Dave | New York, Ny | 08/04/2001
(5 out of 5 stars)
"Exodus is Bob's greatest album. It was after this point where he became the Legend that we know him to be. It was almost unfair for Bob to start off with Natural Mystic on the album; the song is almost too good. The first few almost silent chords are the first indication of what await us. What I like about the album the most is the different mix of beats and rhythms. They range from the smooth easy listening of Turn Your Lights Down Low to the hard one drop roots rhythm of Exodus. Exodus really introduced Bob Marley and the Wailers to the world because it had messages that people from all parts of the earth could relate to.

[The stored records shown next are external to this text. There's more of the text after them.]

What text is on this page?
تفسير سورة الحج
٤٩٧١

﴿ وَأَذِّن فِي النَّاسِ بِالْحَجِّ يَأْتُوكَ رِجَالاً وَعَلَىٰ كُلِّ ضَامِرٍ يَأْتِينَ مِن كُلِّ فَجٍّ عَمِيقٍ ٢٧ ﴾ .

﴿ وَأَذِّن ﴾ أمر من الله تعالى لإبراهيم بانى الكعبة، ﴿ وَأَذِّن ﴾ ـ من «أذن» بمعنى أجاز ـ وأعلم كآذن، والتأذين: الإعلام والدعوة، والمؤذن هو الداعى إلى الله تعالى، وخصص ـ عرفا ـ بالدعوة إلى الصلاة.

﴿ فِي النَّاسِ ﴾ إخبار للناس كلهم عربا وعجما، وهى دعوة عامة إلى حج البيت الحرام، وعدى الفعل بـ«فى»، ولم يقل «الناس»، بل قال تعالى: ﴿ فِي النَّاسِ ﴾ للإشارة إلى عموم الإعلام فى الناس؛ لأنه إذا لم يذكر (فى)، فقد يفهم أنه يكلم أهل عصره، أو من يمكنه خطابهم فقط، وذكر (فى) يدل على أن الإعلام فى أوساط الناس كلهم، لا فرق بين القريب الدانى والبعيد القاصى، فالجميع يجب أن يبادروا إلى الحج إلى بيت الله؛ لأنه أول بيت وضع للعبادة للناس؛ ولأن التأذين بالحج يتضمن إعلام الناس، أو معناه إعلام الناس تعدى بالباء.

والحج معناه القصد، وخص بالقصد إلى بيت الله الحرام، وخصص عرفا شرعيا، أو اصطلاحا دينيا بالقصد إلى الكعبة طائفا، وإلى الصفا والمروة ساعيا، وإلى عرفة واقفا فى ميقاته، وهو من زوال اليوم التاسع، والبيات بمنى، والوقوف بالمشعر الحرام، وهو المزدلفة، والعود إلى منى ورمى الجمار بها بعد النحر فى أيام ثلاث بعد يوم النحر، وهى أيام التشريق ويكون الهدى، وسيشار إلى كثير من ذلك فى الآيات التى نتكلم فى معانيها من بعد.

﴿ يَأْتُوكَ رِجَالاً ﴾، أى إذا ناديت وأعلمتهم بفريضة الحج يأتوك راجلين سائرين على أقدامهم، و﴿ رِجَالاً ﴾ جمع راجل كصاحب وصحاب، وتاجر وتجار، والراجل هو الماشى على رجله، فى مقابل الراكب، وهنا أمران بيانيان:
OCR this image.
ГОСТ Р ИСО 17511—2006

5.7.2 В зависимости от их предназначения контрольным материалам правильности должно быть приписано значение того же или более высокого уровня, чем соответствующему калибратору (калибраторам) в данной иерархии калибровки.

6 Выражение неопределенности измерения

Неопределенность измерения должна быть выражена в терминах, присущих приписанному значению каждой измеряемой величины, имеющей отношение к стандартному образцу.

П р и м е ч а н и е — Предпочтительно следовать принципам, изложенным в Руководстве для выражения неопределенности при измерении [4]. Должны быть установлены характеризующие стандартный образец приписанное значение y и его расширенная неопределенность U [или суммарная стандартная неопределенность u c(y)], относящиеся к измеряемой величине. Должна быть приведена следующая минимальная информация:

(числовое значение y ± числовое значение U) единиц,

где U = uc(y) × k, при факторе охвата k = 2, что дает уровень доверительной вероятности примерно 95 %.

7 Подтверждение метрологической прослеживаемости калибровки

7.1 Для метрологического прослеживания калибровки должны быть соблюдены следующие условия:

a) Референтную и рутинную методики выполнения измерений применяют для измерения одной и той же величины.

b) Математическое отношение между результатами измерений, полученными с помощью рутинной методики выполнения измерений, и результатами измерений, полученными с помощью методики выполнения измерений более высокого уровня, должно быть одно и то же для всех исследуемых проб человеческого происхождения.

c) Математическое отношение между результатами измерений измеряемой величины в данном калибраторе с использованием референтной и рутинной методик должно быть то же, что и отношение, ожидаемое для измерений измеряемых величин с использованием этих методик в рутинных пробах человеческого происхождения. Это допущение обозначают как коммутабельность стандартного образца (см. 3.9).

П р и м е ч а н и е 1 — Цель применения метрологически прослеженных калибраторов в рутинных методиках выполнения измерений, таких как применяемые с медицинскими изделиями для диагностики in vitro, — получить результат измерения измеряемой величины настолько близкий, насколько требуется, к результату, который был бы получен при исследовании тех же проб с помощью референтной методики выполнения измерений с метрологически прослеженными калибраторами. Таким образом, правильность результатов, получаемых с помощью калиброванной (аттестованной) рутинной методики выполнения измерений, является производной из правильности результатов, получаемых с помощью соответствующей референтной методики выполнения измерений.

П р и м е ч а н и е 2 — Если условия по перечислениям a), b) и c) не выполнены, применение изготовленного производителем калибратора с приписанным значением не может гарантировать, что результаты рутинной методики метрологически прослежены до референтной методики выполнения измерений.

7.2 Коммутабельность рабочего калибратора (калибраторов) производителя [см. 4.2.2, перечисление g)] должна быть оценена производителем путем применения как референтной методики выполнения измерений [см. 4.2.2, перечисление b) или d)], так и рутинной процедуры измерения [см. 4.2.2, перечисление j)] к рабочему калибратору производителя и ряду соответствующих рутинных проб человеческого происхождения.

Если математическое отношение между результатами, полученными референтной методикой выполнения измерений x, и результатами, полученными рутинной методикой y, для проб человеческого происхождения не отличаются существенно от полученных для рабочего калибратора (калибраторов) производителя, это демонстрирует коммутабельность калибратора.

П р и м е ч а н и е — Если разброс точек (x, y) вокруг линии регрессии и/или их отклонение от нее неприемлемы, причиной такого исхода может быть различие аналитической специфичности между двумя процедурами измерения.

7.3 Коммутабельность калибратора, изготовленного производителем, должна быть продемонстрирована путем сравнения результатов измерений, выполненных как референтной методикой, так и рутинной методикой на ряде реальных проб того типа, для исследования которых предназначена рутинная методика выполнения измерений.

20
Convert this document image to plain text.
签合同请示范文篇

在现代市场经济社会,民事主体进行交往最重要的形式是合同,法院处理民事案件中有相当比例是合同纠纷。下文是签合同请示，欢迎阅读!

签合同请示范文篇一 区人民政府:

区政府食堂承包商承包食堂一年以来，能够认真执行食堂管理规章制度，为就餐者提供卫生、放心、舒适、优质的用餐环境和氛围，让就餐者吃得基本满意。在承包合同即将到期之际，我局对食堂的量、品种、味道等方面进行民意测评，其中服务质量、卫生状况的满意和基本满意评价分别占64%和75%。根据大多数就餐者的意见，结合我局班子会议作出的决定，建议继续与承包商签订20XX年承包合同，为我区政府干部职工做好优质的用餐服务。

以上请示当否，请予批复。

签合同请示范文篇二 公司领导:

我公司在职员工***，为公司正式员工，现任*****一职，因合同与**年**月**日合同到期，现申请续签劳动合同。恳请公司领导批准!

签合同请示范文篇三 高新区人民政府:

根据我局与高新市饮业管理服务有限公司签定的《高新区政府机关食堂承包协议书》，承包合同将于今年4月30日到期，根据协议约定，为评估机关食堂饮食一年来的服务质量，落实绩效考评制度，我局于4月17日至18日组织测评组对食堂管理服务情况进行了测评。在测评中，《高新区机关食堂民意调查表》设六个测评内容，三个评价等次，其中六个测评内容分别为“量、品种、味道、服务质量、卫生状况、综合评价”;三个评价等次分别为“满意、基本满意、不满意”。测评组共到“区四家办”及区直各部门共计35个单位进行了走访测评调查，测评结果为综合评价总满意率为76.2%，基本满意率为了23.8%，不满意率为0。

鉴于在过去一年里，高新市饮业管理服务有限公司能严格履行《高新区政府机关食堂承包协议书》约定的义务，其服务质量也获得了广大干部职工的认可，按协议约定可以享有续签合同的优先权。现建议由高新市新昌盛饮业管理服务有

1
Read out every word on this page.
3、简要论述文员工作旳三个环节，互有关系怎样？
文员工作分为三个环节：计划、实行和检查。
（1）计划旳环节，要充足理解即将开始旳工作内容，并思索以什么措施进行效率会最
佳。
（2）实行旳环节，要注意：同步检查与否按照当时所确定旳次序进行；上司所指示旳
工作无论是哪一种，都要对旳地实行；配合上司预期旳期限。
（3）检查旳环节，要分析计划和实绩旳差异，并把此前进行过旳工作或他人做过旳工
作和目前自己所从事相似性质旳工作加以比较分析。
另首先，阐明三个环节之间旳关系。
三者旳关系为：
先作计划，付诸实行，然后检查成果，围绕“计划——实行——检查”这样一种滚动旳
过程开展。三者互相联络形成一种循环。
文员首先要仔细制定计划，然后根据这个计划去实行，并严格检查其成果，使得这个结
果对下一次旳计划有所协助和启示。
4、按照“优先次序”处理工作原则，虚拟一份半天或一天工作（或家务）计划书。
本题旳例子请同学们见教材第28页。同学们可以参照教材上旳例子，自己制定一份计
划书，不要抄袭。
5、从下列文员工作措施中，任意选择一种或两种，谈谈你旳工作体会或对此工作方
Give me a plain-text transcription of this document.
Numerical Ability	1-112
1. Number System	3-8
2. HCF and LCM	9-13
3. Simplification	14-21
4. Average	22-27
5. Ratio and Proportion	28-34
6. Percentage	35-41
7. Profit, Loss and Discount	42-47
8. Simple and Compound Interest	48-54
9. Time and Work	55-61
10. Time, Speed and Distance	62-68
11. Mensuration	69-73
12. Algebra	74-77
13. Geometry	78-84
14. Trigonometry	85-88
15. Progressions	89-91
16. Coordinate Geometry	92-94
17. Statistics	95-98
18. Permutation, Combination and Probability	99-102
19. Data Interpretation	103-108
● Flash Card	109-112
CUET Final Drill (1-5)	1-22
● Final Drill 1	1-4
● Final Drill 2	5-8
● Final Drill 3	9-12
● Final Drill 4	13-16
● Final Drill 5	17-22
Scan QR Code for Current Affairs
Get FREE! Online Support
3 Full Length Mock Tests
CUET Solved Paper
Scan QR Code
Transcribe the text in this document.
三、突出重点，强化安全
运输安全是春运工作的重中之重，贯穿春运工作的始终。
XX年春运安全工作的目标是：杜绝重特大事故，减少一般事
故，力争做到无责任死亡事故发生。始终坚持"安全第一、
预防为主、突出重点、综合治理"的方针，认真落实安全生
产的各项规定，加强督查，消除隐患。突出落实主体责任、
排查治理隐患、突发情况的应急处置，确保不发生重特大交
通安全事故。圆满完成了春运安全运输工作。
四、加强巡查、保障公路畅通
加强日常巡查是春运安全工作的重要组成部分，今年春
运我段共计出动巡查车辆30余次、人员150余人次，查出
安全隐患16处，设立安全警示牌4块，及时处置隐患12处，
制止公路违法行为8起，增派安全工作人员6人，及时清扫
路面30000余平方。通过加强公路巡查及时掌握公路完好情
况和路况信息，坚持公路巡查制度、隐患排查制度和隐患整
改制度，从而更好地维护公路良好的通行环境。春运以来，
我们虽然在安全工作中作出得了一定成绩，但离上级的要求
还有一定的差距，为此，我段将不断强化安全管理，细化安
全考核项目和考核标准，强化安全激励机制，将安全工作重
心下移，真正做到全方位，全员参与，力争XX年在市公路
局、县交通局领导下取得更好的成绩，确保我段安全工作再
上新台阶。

It was post 1977 that the Wailers embarked on their legendary world tours in 1978, 1979, and 1980. They went to places as far Tokyo, New Zealand, and filled stadiums with 100,000 people in Milan, Italy and Berlin, Germany. The album set new standards for reggae by being one of the first reggae albums to become more mainstream and less focused on the trials and tribulations awaiting the Rastaman In Babylon. My favorite song on this album is...too hard a choice."